Outer Darkness #10 Ramps Up The Tension In Style Ahead Of The Season Finale

by Olly MacNamee

(+++Warning, this review contains spoilers for Outer Darkness #10+++)

John Layman and Afu Chan’s sci-fi/horror mash-up, Outer Darkness, continues to entertain the horror fan in me as issue by issue Layman homages some of horror’s greatest storylines and humanity’s fears as The Charon continues its journey to Sagittarius Alpha. Like other issues, this is a done-in-one story ahead of the last two issue of this first season. And, again like previous issues, the opener of this issue throws us, the reader, into perplexity, even if the front cover gives you a damn good idea of the kind of story this will be. The Day of The Triffids, Invasion of The Body Snatchers and other vegetive horrors will all come to mind as you read through this book which makes no pretence of hiding the main evil of this particularly unsavoury tale. The Captain’s Log on this particular journey across space would make riveting, if not chilling, reading given the horrors Captain Rigg and his disgruntled crew have witnessed this far.

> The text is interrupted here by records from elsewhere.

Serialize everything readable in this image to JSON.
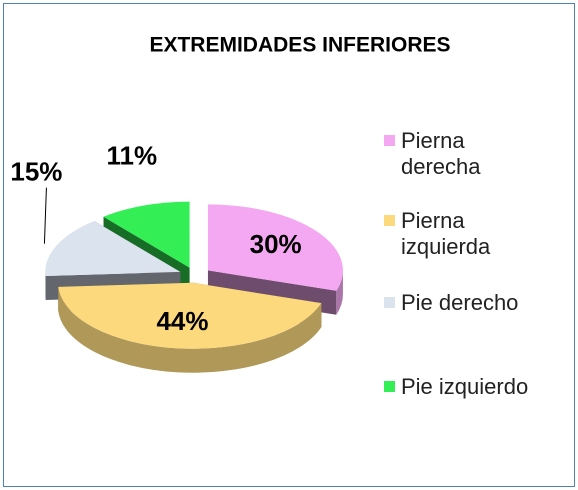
{
  "chart_data": {
    "type": "pie",
    "title": "EXTREMIDADES INFERIORES",
    "categories": [
      "Pierna derecha",
      "Pierna izquierda",
      "Pie derecho",
      "Pie izquierdo"
    ],
    "values": [
      30,
      44,
      15,
      11
    ],
    "value_labels": [
      "30%",
      "44%",
      "15%",
      "11%"
    ],
    "colors": [
      "#f4a8f2",
      "#fcd97d",
      "#dbe3ef",
      "#33ef55"
    ],
    "legend": "right"
  }
}
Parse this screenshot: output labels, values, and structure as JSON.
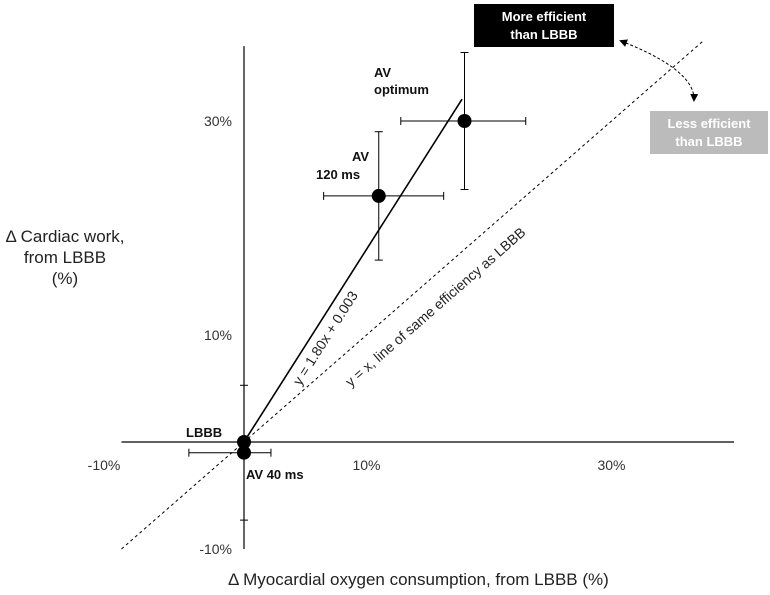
{
  "chart_data": {
    "type": "scatter",
    "title": "",
    "xlabel": "Δ Myocardial oxygen consumption, from LBBB (%)",
    "ylabel_lines": [
      "Δ Cardiac work,",
      "from LBBB",
      "(%)"
    ],
    "xlim": [
      -10,
      40
    ],
    "ylim": [
      -10,
      37
    ],
    "x_ticks": [
      {
        "value": -10,
        "label": "-10%"
      },
      {
        "value": 10,
        "label": "10%"
      },
      {
        "value": 30,
        "label": "30%"
      }
    ],
    "y_ticks": [
      {
        "value": 30,
        "label": "30%"
      },
      {
        "value": 10,
        "label": "10%"
      },
      {
        "value": -10,
        "label": "-10%"
      }
    ],
    "grid": false,
    "points": [
      {
        "label": "LBBB",
        "x": 0,
        "y": 0,
        "xerr": 0,
        "yerr": 0
      },
      {
        "label": "AV 40 ms",
        "x": 0,
        "y": -1,
        "xerr": [
          4.5,
          2.2
        ],
        "yerr": [
          6.3,
          6.3
        ]
      },
      {
        "label_lines": [
          "AV",
          "120 ms"
        ],
        "x": 11,
        "y": 23,
        "xerr": [
          4.5,
          5.3
        ],
        "yerr": [
          6,
          6
        ]
      },
      {
        "label_lines": [
          "AV",
          "optimum"
        ],
        "x": 18,
        "y": 30,
        "xerr": [
          5.2,
          5
        ],
        "yerr": [
          6.4,
          6.4
        ]
      }
    ],
    "fit_line": {
      "slope": 1.8,
      "intercept": 0.003,
      "x_range": [
        0,
        17.8
      ],
      "label": "y = 1.80x + 0.003"
    },
    "identity_line": {
      "x_range": [
        -10,
        37.5
      ],
      "label": "y = x, line of same efficiency as LBBB",
      "style": "dashed"
    },
    "annotations": [
      {
        "lines": [
          "More efficient",
          "than LBBB"
        ],
        "background": "#000000",
        "color": "#ffffff"
      },
      {
        "lines": [
          "Less efficient",
          "than LBBB"
        ],
        "background": "#bbbbbb",
        "color": "#ffffff"
      }
    ]
  }
}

With the crew enslaved by a mysterious alien plant that enrages its victims as they are put into a heavy coma, we not only witness the violence tendencies of each one, but within this shared nightmare, truths are told. And, once out, there’s no taking them back. All this, and it would seem the Hag’s cat’s missing too!

There’s less comical moments in this book as the serious nature of the tensions that have been allowed to boil up across the series come to a head and set things in motion for what would seem to be a very unpleasant wind up of this first season over the next few issues. In fact, it’s a downright ultra-violent issue that sees even the mild-mannered Soreena Parakash loses it too. It certainly helps ramp up the tension ahead of the closing two issues of this first season.

Chan’s slick, clean economic art style continues to give this whole venture a faint nostalgic whiff of sci-fi from yesteryear but with a very modern design flair informing it all too. It’s both reverential of the past it intends to homage, while forging a distinctive style fo its own too as we continue to explore the universe of Layman and Chan as it unfolds.

Two more issue and the threat of upturning the status quo? Nothing I haven’t come to expect from Layman’s storytelling in the past. Who will win, lose or die is still all up in the are. And, what awaits them at the end of this already horrific journeys can’t be good either? Roll on the next two issues!

Outer Darkness #10 is out now from Image/Skybound.